= Captaincy of the Malindi coast =

Captaincy in the Portuguese Period in East Africa

The Captaincy of the Malindi coast (Capitania da costa de Melinde) was an administrative office that Portugal maintained in East Africa during the Portuguese Period in East Africa. This was the only administrative office that it maintained in northern East Africa after their withdrawal from Kilwa.

==Origin==
The origin of the office lay in a government trading factory which had been set up in Malindi in April 1509 and whose special purpose was to have been as a purchasing center for goods needed for the Sofala gold trade

==Appointment==
The office was usually awarded as a Royal favor but on occasion was also leased out

==Administrative duties==
The responsibilities of the captaincy were the general supervision of Portuguese interests along the coast.

==Official duties==
The known duties of the office were the issuing of ships passes.

==Trade==

The activities of the trading factory continued after the establishment of the office and it has been suggested that the holder attached more importance to conducting this trade than to carrying out their official duties.

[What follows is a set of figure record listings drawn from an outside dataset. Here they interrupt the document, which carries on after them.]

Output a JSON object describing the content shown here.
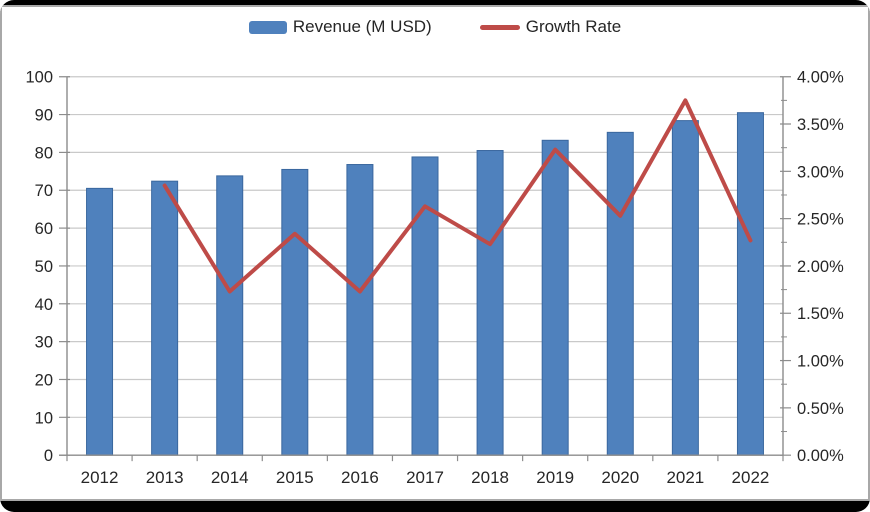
{
  "colors": {
    "bar_fill": "#4F81BD",
    "bar_stroke": "#3A679E",
    "line": "#BE4B48",
    "grid": "#C9C9C9",
    "axis": "#8C8C8C",
    "text": "#262626",
    "chart_border": "#A8A8A8",
    "frame": "#000000",
    "background": "#FFFFFF"
  },
  "chart_data": {
    "type": "combo",
    "subtype": "bar+line",
    "title": "",
    "categories": [
      "2012",
      "2013",
      "2014",
      "2015",
      "2016",
      "2017",
      "2018",
      "2019",
      "2020",
      "2021",
      "2022"
    ],
    "series": [
      {
        "name": "Revenue (M USD)",
        "type": "bar",
        "axis": "left",
        "color": "#4F81BD",
        "values": [
          70.5,
          72.4,
          73.8,
          75.5,
          76.8,
          78.8,
          80.5,
          83.2,
          85.3,
          88.4,
          90.5
        ]
      },
      {
        "name": "Growth Rate",
        "type": "line",
        "axis": "right",
        "color": "#BE4B48",
        "unit": "%",
        "values": [
          null,
          2.85,
          1.73,
          2.34,
          1.73,
          2.63,
          2.23,
          3.23,
          2.53,
          3.75,
          2.27
        ]
      }
    ],
    "left_axis": {
      "min": 0,
      "max": 100,
      "step": 10,
      "tick_labels": [
        "0",
        "10",
        "20",
        "30",
        "40",
        "50",
        "60",
        "70",
        "80",
        "90",
        "100"
      ]
    },
    "right_axis": {
      "min": 0,
      "max": 4,
      "step": 0.5,
      "minor_step": 0.25,
      "tick_labels": [
        "0.00%",
        "0.50%",
        "1.00%",
        "1.50%",
        "2.00%",
        "2.50%",
        "3.00%",
        "3.50%",
        "4.00%"
      ]
    },
    "grid": true,
    "legend_position": "top"
  }
}
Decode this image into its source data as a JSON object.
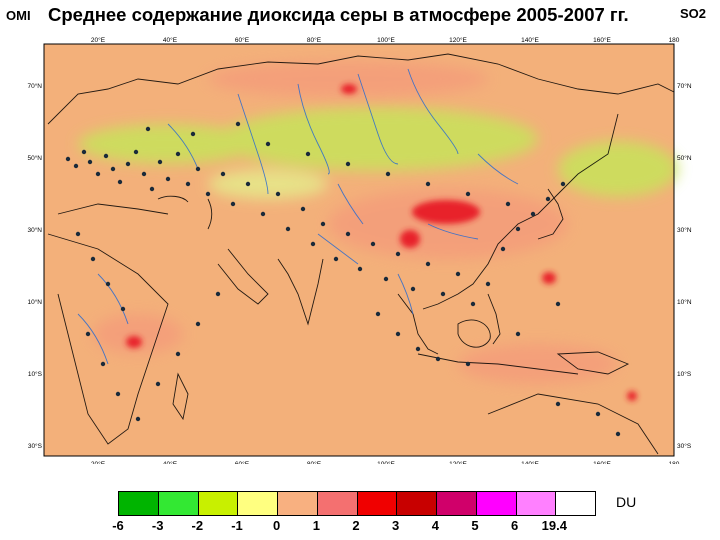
{
  "header": {
    "instrument": "OMI",
    "title": "Среднее содержание диоксида серы в атмосфере 2005-2007 гг.",
    "species": "SO2"
  },
  "map": {
    "lon_ticks": [
      "20°E",
      "40°E",
      "60°E",
      "80°E",
      "100°E",
      "120°E",
      "140°E",
      "160°E",
      "180"
    ],
    "lat_ticks_left": [
      "70°N",
      "50°N",
      "30°N",
      "10°N",
      "10°S",
      "30°S"
    ],
    "lat_ticks_right": [
      "70°N",
      "50°N",
      "30°N",
      "10°N",
      "10°S",
      "30°S"
    ],
    "background_color": "#f3b07a",
    "low_color": "#c8e35a",
    "high_color": "#e8242a"
  },
  "colorbar": {
    "unit": "DU",
    "labels": [
      "-6",
      "-3",
      "-2",
      "-1",
      "0",
      "1",
      "2",
      "3",
      "4",
      "5",
      "6",
      "19.4"
    ],
    "colors": [
      "#00b400",
      "#33e833",
      "#c8f000",
      "#ffff80",
      "#f8b080",
      "#f47070",
      "#f00000",
      "#c80000",
      "#d0006a",
      "#ff00ff",
      "#ff80ff",
      "#ffffff"
    ]
  }
}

There is every indication that trade was carried out as private enterprise and not on an official capacity though there are none as to how this trade was actually conducted.

There are also no indications of direct trade with Portugal and it is thus assumed that all trade was carried out with India.

===Monopolies===
The holder of this office held monopolies in the exports of ivory, coir and a resin referred to as 'breu' and which is assumed to be gum copal. They also held monopolies in the import of Indian cotton goods and it is also thought that the holder might have had monopolies on the export of Ambegris. The monopoly exercised did not extend beyond these articles.